Course Title:
From Sea to Steam: American Furniture to 1830
Instructor:
Jackie Killian
Email:
jackiekillian at hotmail dot com
From Sea to Steam: American Furniture to 1830
Instructor:
Jackie Killian
Email:
jackiekillian at hotmail dot com
Course Outline
Furniture is one of many object types and sources of evidence historians can engage to learn about cultures. The objects with which we live opens a window into our stylistic preferences, lifestyles, values, economic position, geography, and even our religious beliefs. This is also true of the furniture used by people of the past. This course will attempt to make you conversant in the colonial and early national history of the United States using furniture to aid you in telling that story.
Our goal is to equip you with an understanding of the materials, techniques, and processes used to make furniture in this period. It is my hope these tools will help you analyze and understand furniture from earlier or more recent periods. You will learn the language of furniture by examining and sketching pieces firsthand, and we will handle and discuss how woods are cut, finished, and assembled in furniture. You will use your new grammar of furniture to write about it in short blog exercises, a short writing paper, and a final exam.
Using furniture as the intersection, our discussions will cut across cultures from Western Europe to the Far East, span water- and steam-powered technologies, and explore ideas of religion, identity, respectability, leisure, consumption, and exoticism among many other topics. Brief field trips during class time to local institutions like the New-York Historical Society, Brooklyn Museum, and Metropolitan Museum of Art will introduce you to curatorial staff and their collections that you will study for your sketching assignments and final projects. These collections, as well as that of the Hispanic Society of America, will contextualize the range of furniture produced in the colonial Americas. A day-long field trip to the Yale University Art Gallery and Furniture Study Center will occur during the first few weeks of the semester.

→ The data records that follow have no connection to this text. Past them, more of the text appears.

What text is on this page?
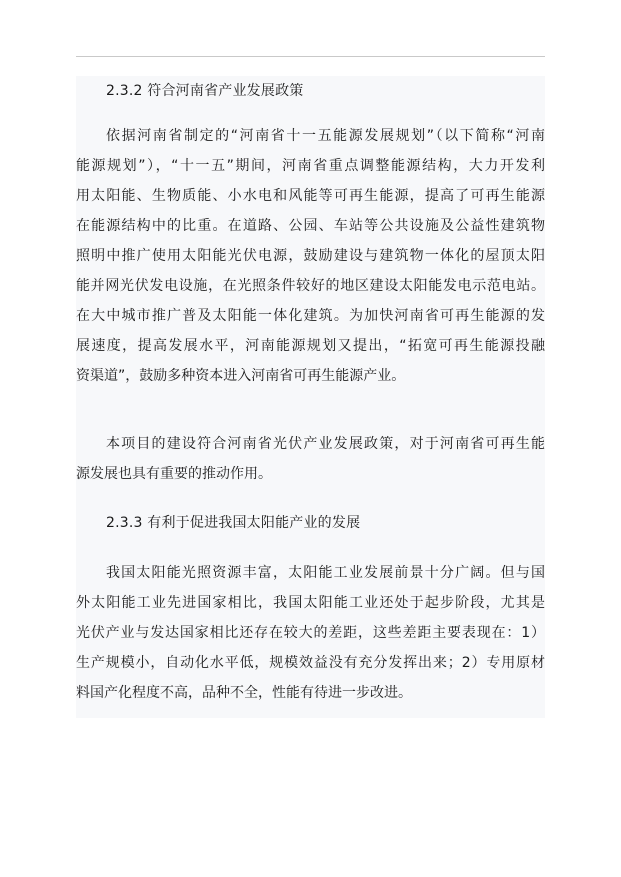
2.3.2 符合河南省产业发展政策
依据河南省制定的“河南省十一五能源发展规划”（以下简称“河南
能源规划”），“十一五”期间，河南省重点调整能源结构，大力开发利
用太阳能、生物质能、小水电和风能等可再生能源，提高了可再生能源
在能源结构中的比重。在道路、公园、车站等公共设施及公益性建筑物
照明中推广使用太阳能光伏电源，鼓励建设与建筑物一体化的屋顶太阳
能并网光伏发电设施，在光照条件较好的地区建设太阳能发电示范电站。
在大中城市推广普及太阳能一体化建筑。为加快河南省可再生能源的发
展速度，提高发展水平，河南能源规划又提出，“拓宽可再生能源投融
资渠道”，鼓励多种资本进入河南省可再生能源产业。
本项目的建设符合河南省光伏产业发展政策，对于河南省可再生能
源发展也具有重要的推动作用。
2.3.3 有利于促进我国太阳能产业的发展
我国太阳能光照资源丰富，太阳能工业发展前景十分广阔。但与国
外太阳能工业先进国家相比，我国太阳能工业还处于起步阶段，尤其是
光伏产业与发达国家相比还存在较大的差距，这些差距主要表现在：1）
生产规模小，自动化水平低，规模效益没有充分发挥出来；2）专用原材
料国产化程度不高，品种不全，性能有待进一步改进。
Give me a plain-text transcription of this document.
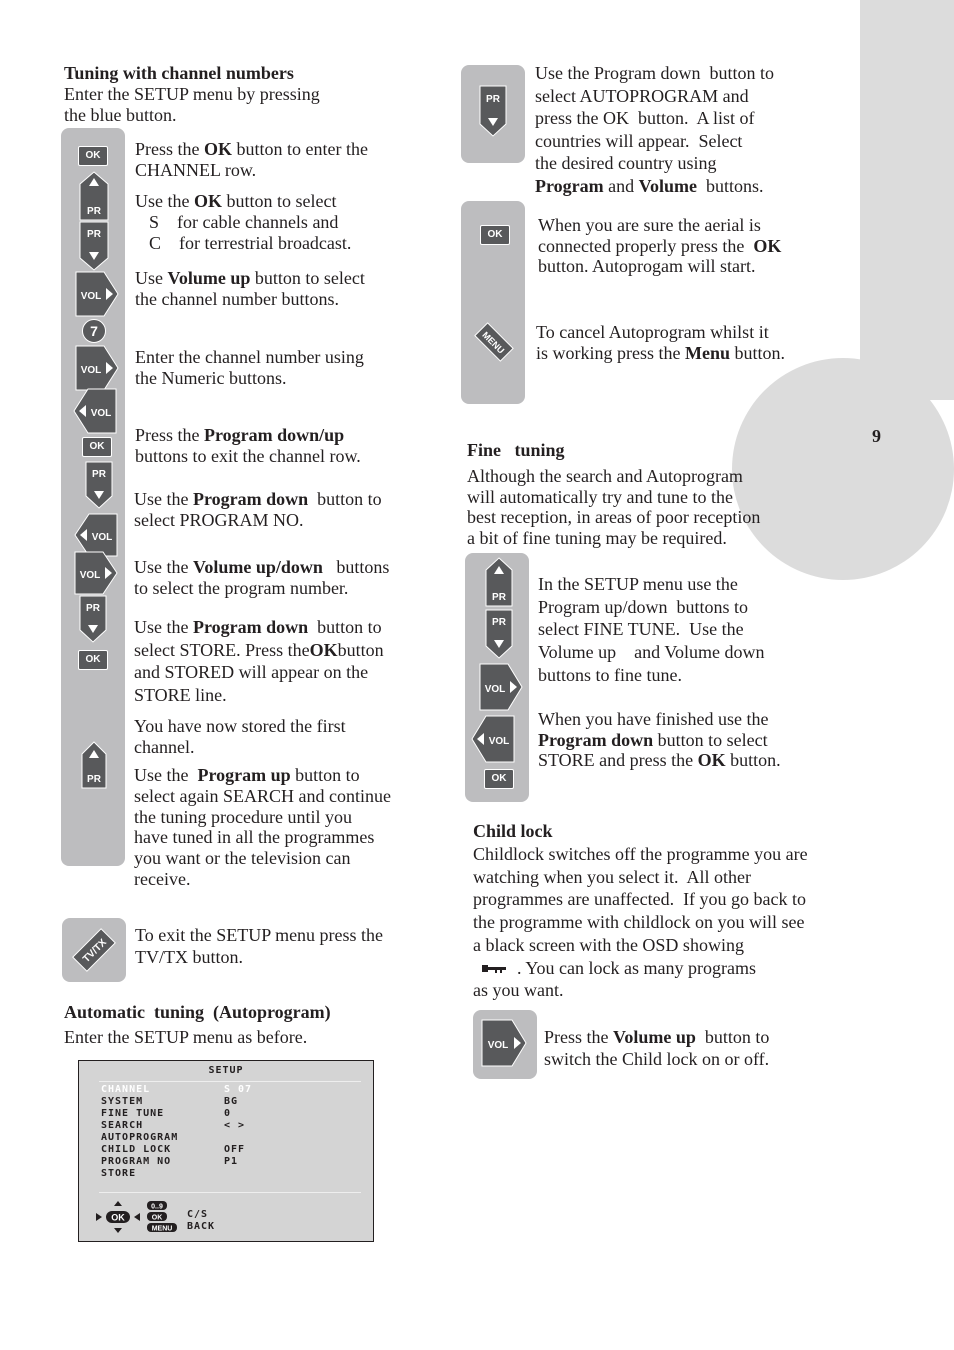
9
Tuning with channel numbers
Enter the SETUP menu by pressing
the blue button.
OK
PR
PR
VOL
7
VOL
VOL
OK
PR
VOL
VOL
PR
OK
PR
Press the OK button to enter the
CHANNEL row.
Use the OK button to select
S    for cable channels and
C    for terrestrial broadcast.
Use Volume up button to select
the channel number buttons.
Enter the channel number using
the Numeric buttons.
Press the Program down/up
buttons to exit the channel row.
Use the Program down  button to
select PROGRAM NO.
Use the Volume up/down   buttons
to select the program number.
Use the Program down  button to
select STORE. Press theOKbutton
and STORED will appear on the
STORE line.
You have now stored the first
channel.
Use the  Program up button to
select again SEARCH and continue
the tuning procedure until you
have tuned in all the programmes
you want or the television can
receive.
TV/TX
To exit the SETUP menu press the
TV/TX button.
Automatic  tuning  (Autoprogram)
Enter the SETUP menu as before.
SETUP
CHANNEL	S 07
SYSTEM	BG
FINE TUNE	0
SEARCH	< >
AUTOPROGRAM
CHILD LOCK	OFF
PROGRAM NO	P1
STORE
OK
0..9
OK
MENU
C/S
BACK
PR
Use the Program down  button to
select AUTOPROGRAM and
press the OK  button.  A list of
countries will appear.  Select
the desired country using
Program and Volume  buttons.
OK
MENU
When you are sure the aerial is
connected properly press the  OK
button. Autoprogam will start.
To cancel Autoprogram whilst it
is working press the Menu button.
Fine   tuning
Although the search and Autoprogram
will automatically try and tune to the
best reception, in areas of poor reception
a bit of fine tuning may be required.
PR
PR
VOL
VOL
OK
In the SETUP menu use the
Program up/down  buttons to
select FINE TUNE.  Use the
Volume up    and Volume down
buttons to fine tune.
When you have finished use the
Program down button to select
STORE and press the OK button.
Child lock
Childlock switches off the programme you are
watching when you select it.  All other
programmes are unaffected.  If you go back to
the programme with childlock on you will see
a black screen with the OSD showing
. You can lock as many programs
as you want.
VOL Press the Volume up  button to
switch the Child lock on or off.
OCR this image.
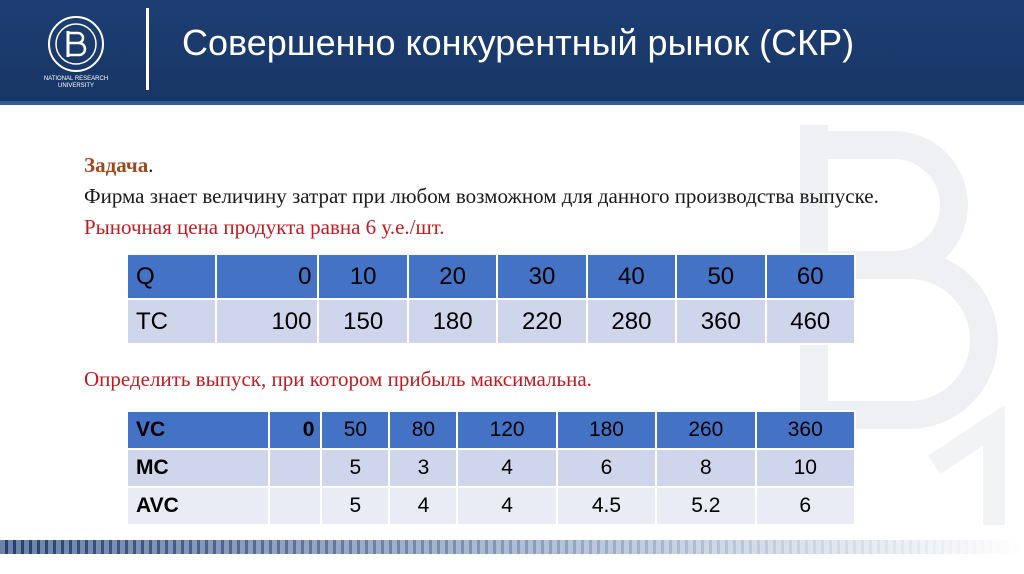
NATIONAL RESEARCH
UNIVERSITY
Совершенно конкурентный рынок (СКР)
Задача.
Фирма знает величину затрат при любом возможном для данного производства выпуске. Рыночная цена продукта равна 6 у.е./шт.
Q	0	10	20	30	40	50	60
TC	100	150	180	220	280	360	460
Определить выпуск, при котором прибыль максимальна.
VC	0	50	80	120	180	260	360
MC		5	3	4	6	8	10
AVC		5	4	4	4.5	5.2	6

This will give you the opportunity to try out your observation and analysis skills. The date for this will be announced during the first course meeting.
Learning about furniture can (and should!) be a life-long process, so do not expect to become experts by the end of the semester. Instead, engage, inquire, and be inspired to continue investigating with the tools you've gained here.
Readings & Discussion
Readings
The Readings page contains many of your weekly readings in PDF version. Those not available online or on our website will be available on the course reserve in the library.
Weekly Assignments
Weekly Assignments I.
Weekly you will post one blog to the Discussion page. You will post on a topic that intersects with or responds to a theme to be discussed in the next class meeting.
Your post could raise a question, formulate a comparison of objects, comment on a reading, and share observations or content beyond the bounds of the time or nationality discussed in the upcoming class. Your posts can bring newly digitized objects or collections to light, and should generally be a place where further knowledge of furniture--historic or contemporary--is exchanged.
These posts are meant to engage you to think broadly and critically about the connections between materials, makers and users, both in the past and present. There is no "right" or "wrong" contribution. Your posts will prime our class conversations, so please read your classmates' posts and prepare to respond to them thoughtfully during class. A sample example is posted currently.
Your posts:
- include 1-2 illustrations or links to your subject
- maximum of 250 words
- must be submitted by 11:59 p.m. the Sunday evening before class
Weekly Assignment II.
To hone your visual identification skills, over the course of ten weeks you will study and sketch furniture, two pieces per week. This is your opportunity to practice "conversing" in the language of furniture as you will on the final exam. The first sketches are due on week 3. The final sketches are due the week before the final exam.
Sketches can be scanned and emailed prior to class, or can be submitted in hard copy. In many cases you will not be able to handle the object, but to the best of your ability, analyze it visually and comment on possible alterations, repairs or replacements. Identify materials, and include the following basic information:
- museum collection, gallery (if applicable), accession number
- dimensions of the object if you are able to measure it
- object form, location of manufacture (and reason for attribution if possible), approximate date, methods of construction, identification of individual parts
Sketches are due at the beginning of each class unless otherwise noted. Alternative methods of documentation for the sketch assignment can be discussed on a case-by-case basis. Please see me with questions.
Grading
Your final grades will be calculated by the following:
10% Class participation
20% Weekly writing assignments (10 total)
20% Weekly sketching assignments (10 total)
20% Writing project
30% Final exam
Exams & Writing Project
The final exam will consist of 10 slides, with 5 minutes for responses per slide. Specifics will be provided closer to the exam time.
The writing project will be 7-10 pages (exclusive of bibliography and images). Options include a catalogue essay on an object in a local collection, a short research paper about an object, maker, regionalism, etc. that could take the form of a small article or blog post. My goal is for you to conduct original research that speaks to your interest I am open to non-traditional formats for achieving that. Topics should be discussed with me and submitted by the sixth week of class. The writing project is due the week before your final exam.